The wrong button

Yesterday people in Hawaii were minding their own business when suddenly many of them were informed there was an incoming ballistic missile.

According to a timeline released by the state, the alert was triggered at 8:07 a.m. local time when, during an internal drill, an employee hit the wrong button. For 13 minutes it went uncorrected, until the emergency management agency sent an update on social media.

So that was an unpleasant 13 minutes for those people.

Many reported first hearing that the alert was a mistake from the Twitter account of Rep. Tulsi Gabbard (D-Hawaii).

Her tweet went out within about 15 minutes of the false alarm to her 174,000 followers. She was probably the first well-known authority figure to inform the public that there was no need to panic. News outlets picked up that clarification and spread it widely.

Trump, on the other hand…not so much. He was busy playing golf at the time. Three hours later he sent an urgent tweet about how the Fake Media are mean to him.

The White House did release a statement, well after the alert was revealed to be incorrect.

“The President has been briefed on the state of Hawaii’s emergency management exercise,” it read. “This was purely a state exercise.”

Well, they say he was briefed, but actually he was composing that Fake News tweet in his head instead of listening.

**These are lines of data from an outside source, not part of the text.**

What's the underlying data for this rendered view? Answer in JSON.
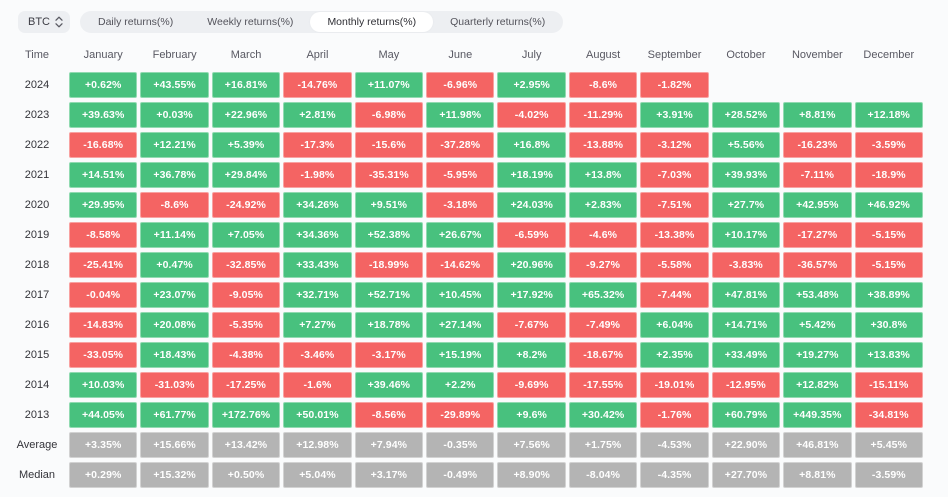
{
  "header": {
    "symbol": "BTC",
    "tabs": [
      {
        "label": "Daily returns(%)",
        "active": false
      },
      {
        "label": "Weekly returns(%)",
        "active": false
      },
      {
        "label": "Monthly returns(%)",
        "active": true
      },
      {
        "label": "Quarterly returns(%)",
        "active": false
      }
    ]
  },
  "colors": {
    "positive": "#48c17e",
    "negative": "#f46463",
    "neutral": "#b4b4b4",
    "cell_text": "#ffffff"
  },
  "chart_data": {
    "type": "heatmap",
    "title": "Monthly returns(%)",
    "unit": "%",
    "legend": "green = positive monthly return, red = negative monthly return, gray = summary rows",
    "columns": [
      "Time",
      "January",
      "February",
      "March",
      "April",
      "May",
      "June",
      "July",
      "August",
      "September",
      "October",
      "November",
      "December"
    ],
    "rows": [
      {
        "label": "2024",
        "neutral": false,
        "values": [
          "+0.62%",
          "+43.55%",
          "+16.81%",
          "-14.76%",
          "+11.07%",
          "-6.96%",
          "+2.95%",
          "-8.6%",
          "-1.82%",
          "",
          "",
          ""
        ]
      },
      {
        "label": "2023",
        "neutral": false,
        "values": [
          "+39.63%",
          "+0.03%",
          "+22.96%",
          "+2.81%",
          "-6.98%",
          "+11.98%",
          "-4.02%",
          "-11.29%",
          "+3.91%",
          "+28.52%",
          "+8.81%",
          "+12.18%"
        ]
      },
      {
        "label": "2022",
        "neutral": false,
        "values": [
          "-16.68%",
          "+12.21%",
          "+5.39%",
          "-17.3%",
          "-15.6%",
          "-37.28%",
          "+16.8%",
          "-13.88%",
          "-3.12%",
          "+5.56%",
          "-16.23%",
          "-3.59%"
        ]
      },
      {
        "label": "2021",
        "neutral": false,
        "values": [
          "+14.51%",
          "+36.78%",
          "+29.84%",
          "-1.98%",
          "-35.31%",
          "-5.95%",
          "+18.19%",
          "+13.8%",
          "-7.03%",
          "+39.93%",
          "-7.11%",
          "-18.9%"
        ]
      },
      {
        "label": "2020",
        "neutral": false,
        "values": [
          "+29.95%",
          "-8.6%",
          "-24.92%",
          "+34.26%",
          "+9.51%",
          "-3.18%",
          "+24.03%",
          "+2.83%",
          "-7.51%",
          "+27.7%",
          "+42.95%",
          "+46.92%"
        ]
      },
      {
        "label": "2019",
        "neutral": false,
        "values": [
          "-8.58%",
          "+11.14%",
          "+7.05%",
          "+34.36%",
          "+52.38%",
          "+26.67%",
          "-6.59%",
          "-4.6%",
          "-13.38%",
          "+10.17%",
          "-17.27%",
          "-5.15%"
        ]
      },
      {
        "label": "2018",
        "neutral": false,
        "values": [
          "-25.41%",
          "+0.47%",
          "-32.85%",
          "+33.43%",
          "-18.99%",
          "-14.62%",
          "+20.96%",
          "-9.27%",
          "-5.58%",
          "-3.83%",
          "-36.57%",
          "-5.15%"
        ]
      },
      {
        "label": "2017",
        "neutral": false,
        "values": [
          "-0.04%",
          "+23.07%",
          "-9.05%",
          "+32.71%",
          "+52.71%",
          "+10.45%",
          "+17.92%",
          "+65.32%",
          "-7.44%",
          "+47.81%",
          "+53.48%",
          "+38.89%"
        ]
      },
      {
        "label": "2016",
        "neutral": false,
        "values": [
          "-14.83%",
          "+20.08%",
          "-5.35%",
          "+7.27%",
          "+18.78%",
          "+27.14%",
          "-7.67%",
          "-7.49%",
          "+6.04%",
          "+14.71%",
          "+5.42%",
          "+30.8%"
        ]
      },
      {
        "label": "2015",
        "neutral": false,
        "values": [
          "-33.05%",
          "+18.43%",
          "-4.38%",
          "-3.46%",
          "-3.17%",
          "+15.19%",
          "+8.2%",
          "-18.67%",
          "+2.35%",
          "+33.49%",
          "+19.27%",
          "+13.83%"
        ]
      },
      {
        "label": "2014",
        "neutral": false,
        "values": [
          "+10.03%",
          "-31.03%",
          "-17.25%",
          "-1.6%",
          "+39.46%",
          "+2.2%",
          "-9.69%",
          "-17.55%",
          "-19.01%",
          "-12.95%",
          "+12.82%",
          "-15.11%"
        ]
      },
      {
        "label": "2013",
        "neutral": false,
        "values": [
          "+44.05%",
          "+61.77%",
          "+172.76%",
          "+50.01%",
          "-8.56%",
          "-29.89%",
          "+9.6%",
          "+30.42%",
          "-1.76%",
          "+60.79%",
          "+449.35%",
          "-34.81%"
        ]
      },
      {
        "label": "Average",
        "neutral": true,
        "values": [
          "+3.35%",
          "+15.66%",
          "+13.42%",
          "+12.98%",
          "+7.94%",
          "-0.35%",
          "+7.56%",
          "+1.75%",
          "-4.53%",
          "+22.90%",
          "+46.81%",
          "+5.45%"
        ]
      },
      {
        "label": "Median",
        "neutral": true,
        "values": [
          "+0.29%",
          "+15.32%",
          "+0.50%",
          "+5.04%",
          "+3.17%",
          "-0.49%",
          "+8.90%",
          "-8.04%",
          "-4.35%",
          "+27.70%",
          "+8.81%",
          "-3.59%"
        ]
      }
    ]
  }
}
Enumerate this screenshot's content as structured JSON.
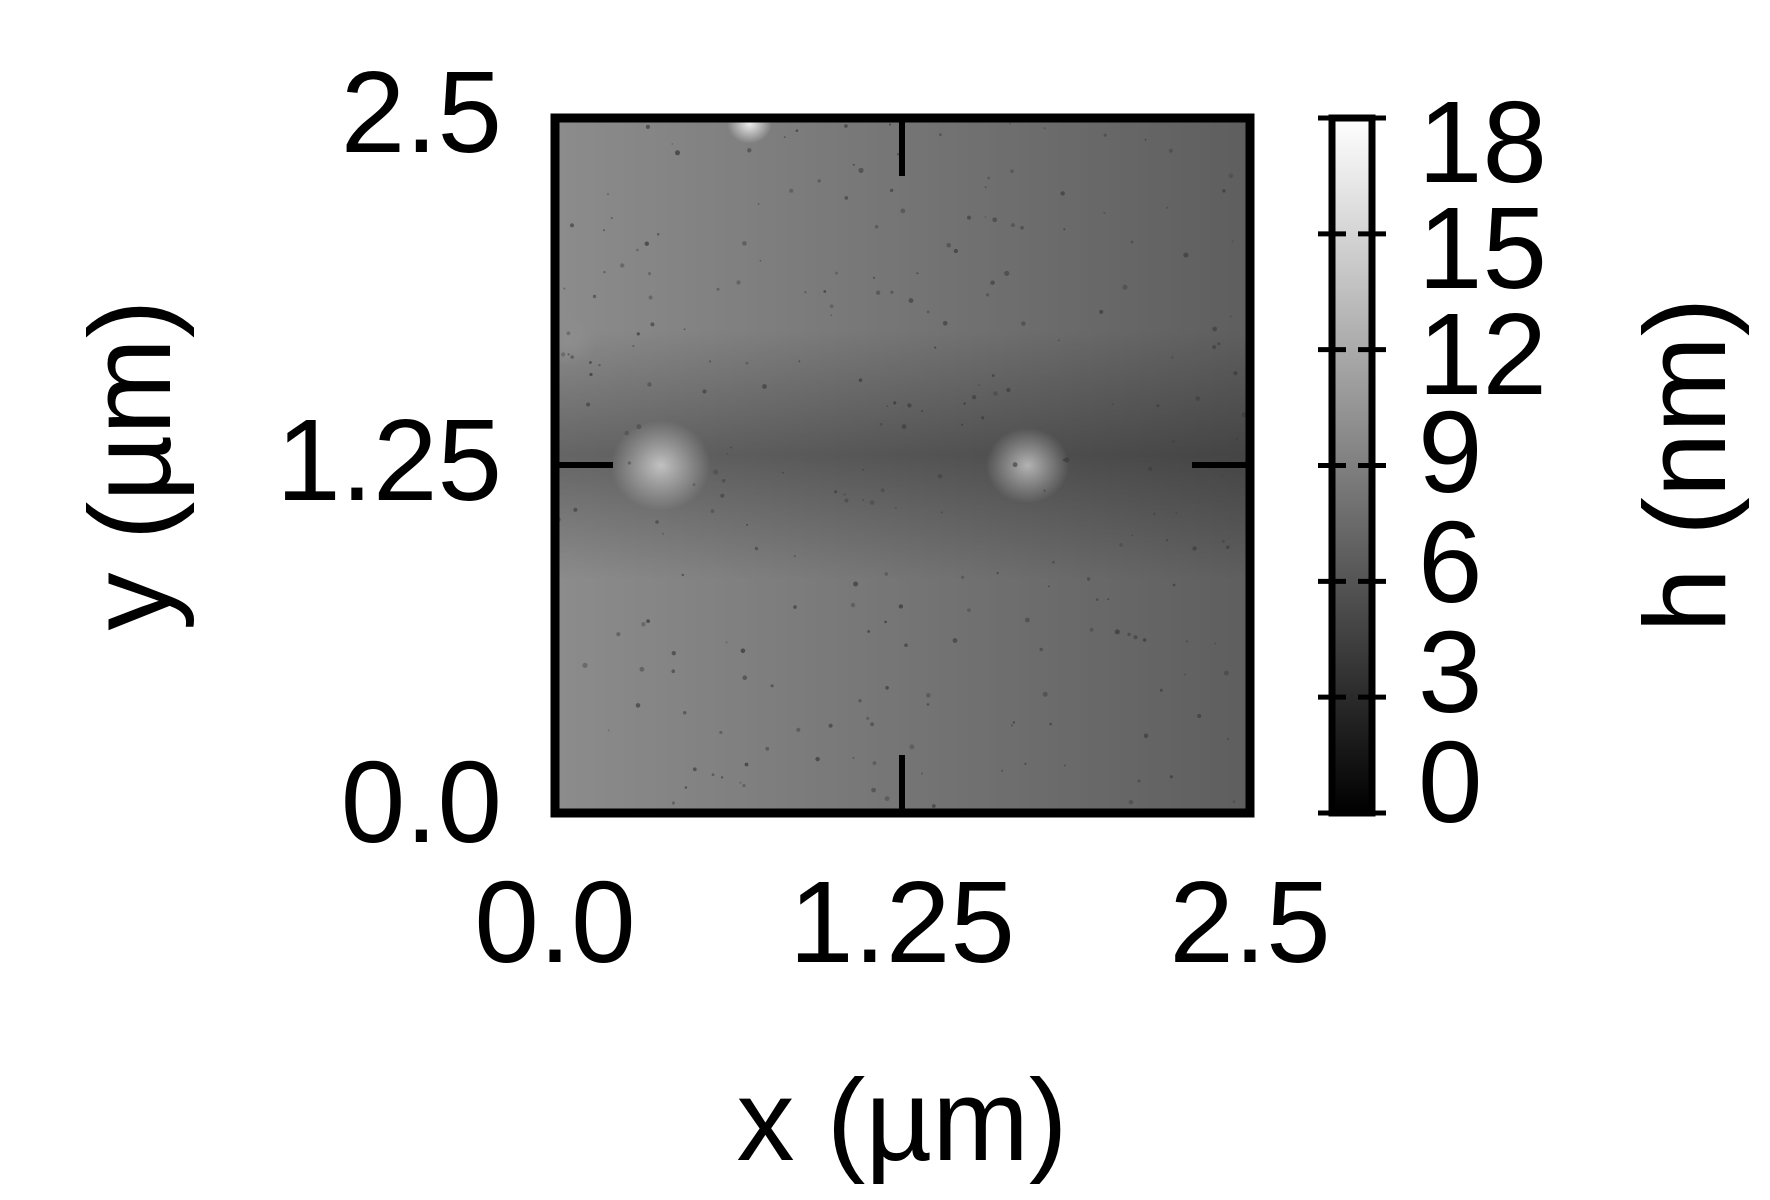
{
  "chart_data": {
    "type": "heatmap",
    "colormap": "grayscale",
    "xlabel": "x (µm)",
    "ylabel": "y (µm)",
    "colorbar_label": "h (nm)",
    "xlim": [
      0.0,
      2.5
    ],
    "ylim": [
      0.0,
      2.5
    ],
    "x_ticks": [
      "0.0",
      "1.25",
      "2.5"
    ],
    "y_ticks": [
      "0.0",
      "1.25",
      "2.5"
    ],
    "colorbar_range": [
      0,
      18
    ],
    "colorbar_ticks": [
      "0",
      "3",
      "6",
      "9",
      "12",
      "15",
      "18"
    ],
    "grid": false,
    "features": [
      {
        "x": 0.38,
        "y": 1.25,
        "h": 14,
        "spread": 0.18
      },
      {
        "x": 1.7,
        "y": 1.25,
        "h": 13,
        "spread": 0.15
      },
      {
        "x": 0.7,
        "y": 2.48,
        "h": 17,
        "spread": 0.08
      },
      {
        "x": 0.05,
        "y": 1.7,
        "h": 10,
        "spread": 0.1
      }
    ]
  }
}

Consider his responses. First that statement, which has one obvious aim: To assure the American people that it wasn’t hisfault that the false alert went out — it was Hawaii’s. Then, that tweet, which shows what was preoccupying the president at the moment. Not that one of the 50 states had been briefly wracked with terror after a mistake was made by the people whose job it is to keep them safe. Instead, an insistence to the American people that the media is “fake news,” which was probably a response to the reports that trickled out bolstering a story from the Wall Street Journal that Trump had allegedly paid hush money to a porn star with whom he’d had an affair.

That was the thing that Trump urgently wanted to clear up: The media couldn’t be trusted when it reported on him.

Trump could have tweeted as soon as possible that the alert was a false alarm, sharing that information with millions of Americans immediately. He could have additionally shared information about what went wrong, and assured people that he would work to make sure that no such error happened again in the future. He could, at the very least, have sought to offer some emotional support to the people of Hawaii. He did none of these. He has, as of writing, done none of these.

Why not? Because he doesn’t care. He cares about himself, and that’s it.

Since the beginning of his presidency, Trump has rarely assumed that traditional leadership role of the presidency. He’s always taken a hostile attitude toward those who opposed his candidacy, certainly, but he’s also been apathetic about stepping up more broadly to inform, guide and assure the American public. The primary concerns Trump conveys to Americans are about Trump: About how he’s being treated, about how well he is doing, about the media and his opponents and how he just wants to make America great again. The White House releases statements and, as he did on Friday in recognizing Martin Luther King Jr. Day, Trump will read them or tweet about them. But it’s clearly not where his heart lies.

His heart lies with the wonder and glory that is Donald Trump, real estate peddler and liar extraordinaire.